不远处粗重的呼吸声中,健被蓝强行抵在墙上亲热。与其说是接吻,不如说是两头野生动物在相互撕咬。蓝贪婪地凑上前牢牢地勾紧了健的脖子,而健拼命地反抗,两人的脚凶残地踹来踹去……
不过,他们真会挑地方啊。月微微吐了吐舌头。腿有点麻了,又不敢动。月只能勉强咬牙保持姿势不改,来预防被发现自己在偷窥后大大的尴尬。
月暗自偷偷地笑了:任由健再怎么粗暴野蛮强势,又怎么可能是空手道五段,剑道四段的蓝的对手?!

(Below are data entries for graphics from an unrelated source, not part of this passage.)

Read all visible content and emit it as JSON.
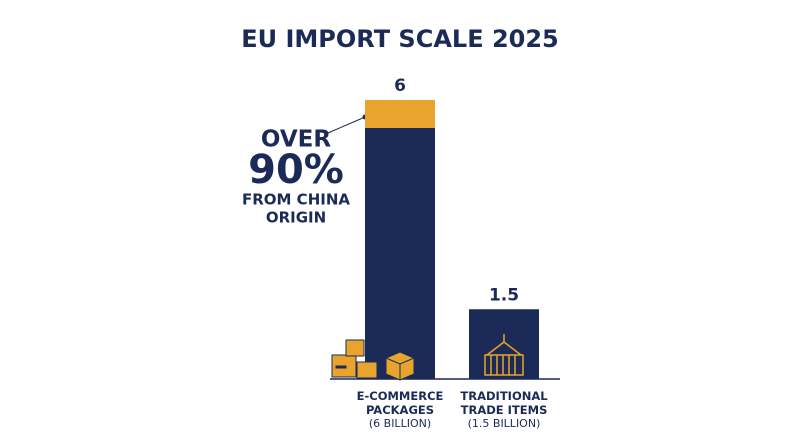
{
  "chart_data": {
    "type": "stacked-bar",
    "title": "EU IMPORT SCALE 2025",
    "categories": [
      "E-COMMERCE PACKAGES",
      "TRADITIONAL TRADE ITEMS"
    ],
    "category_notes": [
      "(6 BILLION)",
      "(1.5 BILLION)"
    ],
    "series": [
      {
        "color": "#1b2a56",
        "values": [
          5.4,
          1.5
        ]
      },
      {
        "color": "#e8a42c",
        "values": [
          0.6,
          null
        ]
      }
    ],
    "totals": [
      6,
      1.5
    ],
    "ylim": [
      0,
      6
    ],
    "annotation": [
      "OVER",
      "90%",
      "FROM CHINA",
      "ORIGIN"
    ]
  }
}
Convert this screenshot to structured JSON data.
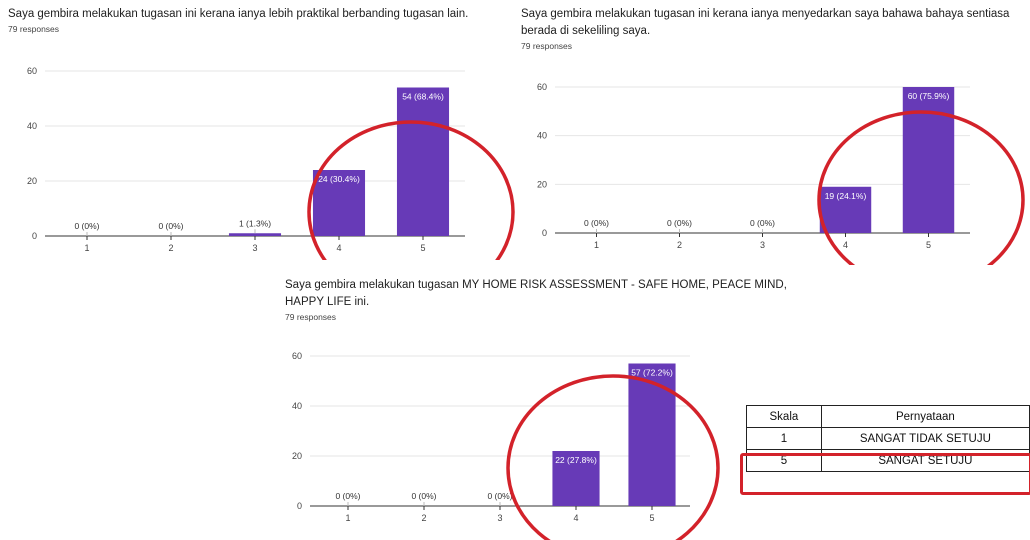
{
  "charts": [
    {
      "title_lines": [
        "Saya gembira melakukan tugasan  ini kerana ianya lebih praktikal berbanding tugasan lain."
      ],
      "responses": "79 responses"
    },
    {
      "title_lines": [
        "Saya gembira melakukan tugasan  ini kerana ianya menyedarkan saya bahawa bahaya sentiasa",
        "berada di sekeliling saya."
      ],
      "responses": "79 responses"
    },
    {
      "title_lines": [
        "Saya gembira melakukan tugasan MY HOME RISK ASSESSMENT - SAFE HOME, PEACE MIND,",
        "HAPPY LIFE ini."
      ],
      "responses": "79 responses"
    }
  ],
  "chart_data": [
    {
      "type": "bar",
      "categories": [
        "1",
        "2",
        "3",
        "4",
        "5"
      ],
      "values": [
        0,
        0,
        1,
        24,
        54
      ],
      "labels": [
        "0 (0%)",
        "0 (0%)",
        "1 (1.3%)",
        "24 (30.4%)",
        "54 (68.4%)"
      ],
      "ylim": [
        0,
        60
      ],
      "yticks": [
        "0",
        "20",
        "40",
        "60"
      ],
      "grid": true,
      "bar_color": "#673ab7",
      "highlight": "bars 4 and 5 circled in red"
    },
    {
      "type": "bar",
      "categories": [
        "1",
        "2",
        "3",
        "4",
        "5"
      ],
      "values": [
        0,
        0,
        0,
        19,
        60
      ],
      "labels": [
        "0 (0%)",
        "0 (0%)",
        "0 (0%)",
        "19 (24.1%)",
        "60 (75.9%)"
      ],
      "ylim": [
        0,
        60
      ],
      "yticks": [
        "0",
        "20",
        "40",
        "60"
      ],
      "grid": true,
      "bar_color": "#673ab7",
      "highlight": "bars 4 and 5 circled in red"
    },
    {
      "type": "bar",
      "categories": [
        "1",
        "2",
        "3",
        "4",
        "5"
      ],
      "values": [
        0,
        0,
        0,
        22,
        57
      ],
      "labels": [
        "0 (0%)",
        "0 (0%)",
        "0 (0%)",
        "22 (27.8%)",
        "57 (72.2%)"
      ],
      "ylim": [
        0,
        60
      ],
      "yticks": [
        "0",
        "20",
        "40",
        "60"
      ],
      "grid": true,
      "bar_color": "#673ab7",
      "highlight": "bars 4 and 5 circled in red"
    }
  ],
  "legend_table": {
    "headers": [
      "Skala",
      "Pernyataan"
    ],
    "rows": [
      [
        "1",
        "SANGAT TIDAK SETUJU"
      ],
      [
        "5",
        "SANGAT SETUJU"
      ]
    ],
    "highlighted_row": "5 — SANGAT SETUJU"
  },
  "colors": {
    "bar": "#673ab7",
    "highlight": "#d3222a"
  }
}
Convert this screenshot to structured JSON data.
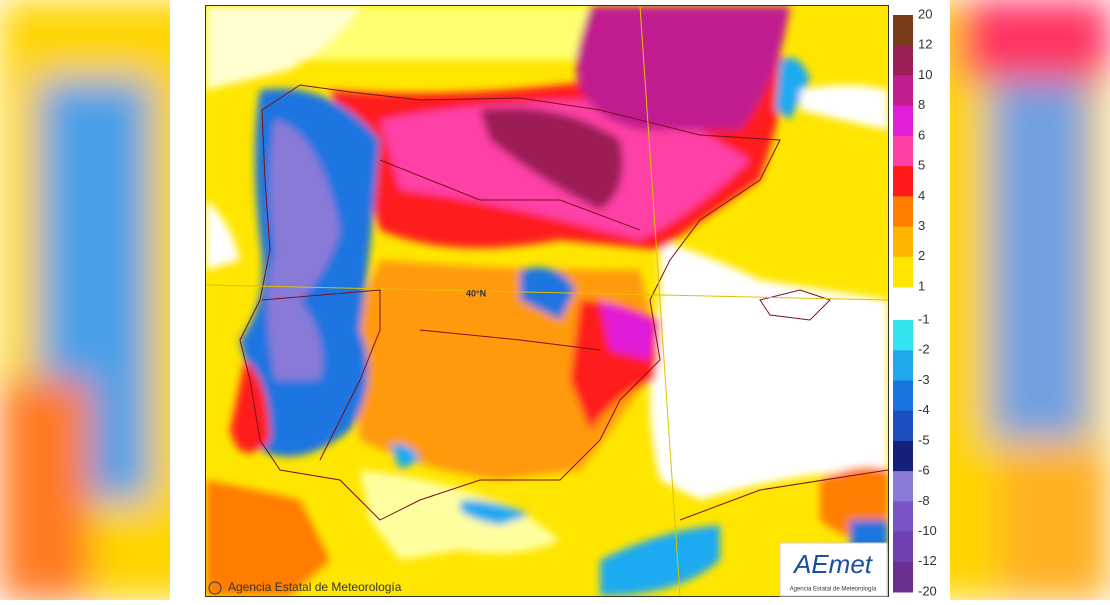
{
  "map": {
    "positive_labels": [
      20,
      12,
      10,
      8,
      6,
      5,
      4,
      3,
      2,
      1
    ],
    "positive_colors": [
      "#7a3d1c",
      "#9c1f55",
      "#c11d8f",
      "#e11ed8",
      "#ff3fa6",
      "#ff1a1a",
      "#ff7d00",
      "#ffb400",
      "#ffe600"
    ],
    "negative_labels": [
      -1,
      -2,
      -3,
      -4,
      -5,
      -6,
      -8,
      -10,
      -12,
      -20
    ],
    "negative_colors": [
      "#33e3ee",
      "#1faaf0",
      "#1a74e0",
      "#1d4fc0",
      "#14207a",
      "#8a7ad8",
      "#7a55c8",
      "#7040b0",
      "#6a2f90"
    ],
    "latitude_label": "40°N",
    "credit": "Agencia Estatal de Meteorología",
    "logo": {
      "text": "AEmet",
      "subtitle": "Agencia Estatal de Meteorología"
    }
  }
}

严冬来临的时候,病恹恹的月已经变得生龙活虎了。照健的话来说,全是自己作牛作马,一天又一天小心伺候,一碗又一碗鸡汤补品把月照顾得红光满面。当然照月的说法,是健最近都不敢和他顶嘴,让他少生了很多气,自然心宽体胖,这才能神清气爽地坐在床上听旭的越洋电话——
“月,记得要好好吃饭,不要一打谱就忘了时间;晚上睡觉多盖点,你总是踢被子;走在路上小心点,别随便对人笑,你不知道你笑容的杀伤力有多大……”
“你好罗嗦啊。”月抱怨道。
“还有,想你了……”
“嗤,肉麻!”月挂断了电话,缩进被子蒙着头吃吃傻笑,被子一耸一耸。
健一进门,还以为月窝在被子里瑟瑟发抖,吓坏了,冲上前揭开被子。他发现里面的人笑得满脸通红。

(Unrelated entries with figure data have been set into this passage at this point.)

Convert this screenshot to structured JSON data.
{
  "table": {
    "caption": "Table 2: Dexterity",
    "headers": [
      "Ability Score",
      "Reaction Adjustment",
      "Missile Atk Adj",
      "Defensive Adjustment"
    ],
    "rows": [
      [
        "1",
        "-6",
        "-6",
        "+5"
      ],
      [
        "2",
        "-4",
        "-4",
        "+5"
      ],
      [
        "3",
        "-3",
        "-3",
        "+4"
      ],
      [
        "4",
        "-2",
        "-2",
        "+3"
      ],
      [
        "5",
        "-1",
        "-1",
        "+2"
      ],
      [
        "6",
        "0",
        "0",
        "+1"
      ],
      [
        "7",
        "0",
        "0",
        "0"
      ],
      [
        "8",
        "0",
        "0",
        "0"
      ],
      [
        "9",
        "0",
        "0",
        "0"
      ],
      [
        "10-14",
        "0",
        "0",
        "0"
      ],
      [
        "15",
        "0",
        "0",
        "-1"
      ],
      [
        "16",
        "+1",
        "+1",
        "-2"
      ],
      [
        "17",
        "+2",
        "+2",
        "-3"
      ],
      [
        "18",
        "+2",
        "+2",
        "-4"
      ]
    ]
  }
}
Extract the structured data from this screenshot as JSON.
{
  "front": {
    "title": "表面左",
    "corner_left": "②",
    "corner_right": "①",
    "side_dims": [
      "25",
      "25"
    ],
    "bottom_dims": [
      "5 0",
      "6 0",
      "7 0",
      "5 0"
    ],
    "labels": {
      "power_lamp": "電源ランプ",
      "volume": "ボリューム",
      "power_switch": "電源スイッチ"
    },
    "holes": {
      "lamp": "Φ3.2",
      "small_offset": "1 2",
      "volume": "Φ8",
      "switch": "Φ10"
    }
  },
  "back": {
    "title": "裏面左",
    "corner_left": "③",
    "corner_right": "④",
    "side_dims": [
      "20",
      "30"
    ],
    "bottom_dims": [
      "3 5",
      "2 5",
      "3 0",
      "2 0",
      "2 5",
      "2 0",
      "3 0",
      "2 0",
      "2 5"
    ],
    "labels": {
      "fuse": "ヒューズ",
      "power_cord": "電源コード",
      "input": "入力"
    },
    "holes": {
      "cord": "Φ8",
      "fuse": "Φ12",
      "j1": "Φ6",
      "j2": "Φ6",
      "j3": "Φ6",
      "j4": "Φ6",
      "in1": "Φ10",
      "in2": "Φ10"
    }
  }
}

“旭真的挺能干的,一到那边就凭他的关系网拉到一个大客户,现在总算是风调雨顺了……”健边削着水果边说着,忽然皱皱眉,“月,你受伤的事,为什么不许我们通知旭?”
“他知道又能怎么样?他还是在那边用处大一点,我要是想他了自然有办法召唤他回来的。你不是也说了吗,那时候,公司是存亡危急……”月漫不经心地说着手里把玩着旭的手机。
健放下水果刀,深吸一口,像是鼓足了勇气:“月,有件事一直忘了和你说……关于铃,我很抱歉……”
“哦?现在说不觉得太迟了?”月笑笑。